Janis Paige was “crestfallen” when she lost out on an “All in the Family” guest spot to Estelle Parsons. The show found an even better role for her, however, an infamous one that landed Archie “his one and only kiss away from Edith,” she told the Miami Herald. As the waitress Denise, she served up sultry sweetness, calling Bunker “my super burger with everything.” Audible gasps could be heard in the studio audience when they kissed. Paige recalled how the taping ran 11 minutes over but Norman Lear didn’t want to cut a thing, instead expanding it into a two-part episode. “I got hate mail,” Paige said of the reaction to the big kiss. “It was terrible [laughs]… But what an opportunity.”
In addition to acting (her last credit was on a 2001 episode of “Family Law”), Paige had a successful career in cabaret (even after losing her voice). She was even a game audience member herself, being one of the first to be on the receiving end of Don Rickles comedy insults. She’s had three husbands, with the third, lyricist Ray Gilbert, most famous for writing the Oscar-winning song “Zip-A-Dee-Doo-Dah.” To this day he still earns royalties from it through his music company, Ipanema Music Co. In 2020, Paige released “Reading Between the Lines: A Memoir,” and in 2022 (like her “All in the Family” producer Norman Lear) she turned 100 years old.

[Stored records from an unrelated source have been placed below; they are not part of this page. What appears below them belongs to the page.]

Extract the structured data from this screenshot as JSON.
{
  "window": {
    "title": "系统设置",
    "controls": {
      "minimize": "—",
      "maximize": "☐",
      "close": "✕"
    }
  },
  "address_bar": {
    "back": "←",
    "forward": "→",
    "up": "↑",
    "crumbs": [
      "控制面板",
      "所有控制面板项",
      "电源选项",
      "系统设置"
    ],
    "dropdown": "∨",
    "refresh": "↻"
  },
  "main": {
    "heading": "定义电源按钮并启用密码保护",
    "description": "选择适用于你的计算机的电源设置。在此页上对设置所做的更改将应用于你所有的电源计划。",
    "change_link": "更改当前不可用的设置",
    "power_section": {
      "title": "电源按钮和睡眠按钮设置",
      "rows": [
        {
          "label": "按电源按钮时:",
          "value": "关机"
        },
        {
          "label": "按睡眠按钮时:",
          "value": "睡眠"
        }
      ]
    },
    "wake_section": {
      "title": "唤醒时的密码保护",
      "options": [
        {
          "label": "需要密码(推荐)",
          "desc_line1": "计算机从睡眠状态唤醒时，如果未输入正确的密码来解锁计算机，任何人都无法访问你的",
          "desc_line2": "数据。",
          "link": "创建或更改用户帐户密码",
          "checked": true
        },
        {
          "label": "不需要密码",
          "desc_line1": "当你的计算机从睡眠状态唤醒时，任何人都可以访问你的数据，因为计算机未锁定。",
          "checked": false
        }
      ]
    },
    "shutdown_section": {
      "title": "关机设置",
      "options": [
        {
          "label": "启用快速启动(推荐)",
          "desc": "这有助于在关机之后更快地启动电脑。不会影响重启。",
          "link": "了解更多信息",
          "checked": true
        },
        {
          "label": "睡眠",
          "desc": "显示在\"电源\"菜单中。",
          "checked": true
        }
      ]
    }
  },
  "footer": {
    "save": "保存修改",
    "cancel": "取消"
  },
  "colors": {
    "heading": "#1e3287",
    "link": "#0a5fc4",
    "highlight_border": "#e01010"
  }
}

Archie’s funny co-worker, Stretch Cunningham, was a mythical figure often talked about in the Bunker household, but had never made an appearance on the show until Season 5. When star Carrol O’Connor demanded a raise and then walked off the show, James Cromwell came in as Stretch, who had traveled with Archie to a conference, lost him, and returned to tell his family. They were going to kill Archie off, as Cromwell told the AV Club. “I was to move into the house,” he said. “And of course Carroll settled.” Stretch died off screen two seasons later, with Archie giving the eulogy.
Cromwell toiled on television after that, including on many a Lear production, like the short-lived “Hot l Baltimore.” He told the Standard-Speaker: “As an older character actor, you have to accept a lot of junk or go unemployed for long periods of time. Both options drive me crazy.” That all changed when he took a chance on a talking pig movie. He gave some humanity to 1995’s “Babe,” earning himself an Oscar nomination (and becoming a vegan in the process). He went on to appear in the likes of “L.A. Confidential,” “The Green Mile,” “Six Feet Under,” “The Artist,” and “Succession.”
In 2013, Cromwell won an Emmy for his turn as Arthur Arden in “American Horror Story.” That same year, he told HuffPost that it was a good thing that Stretch got killed off when he did. “I would have been like the Fonz,” he said. “I would have always been known as Stretch.”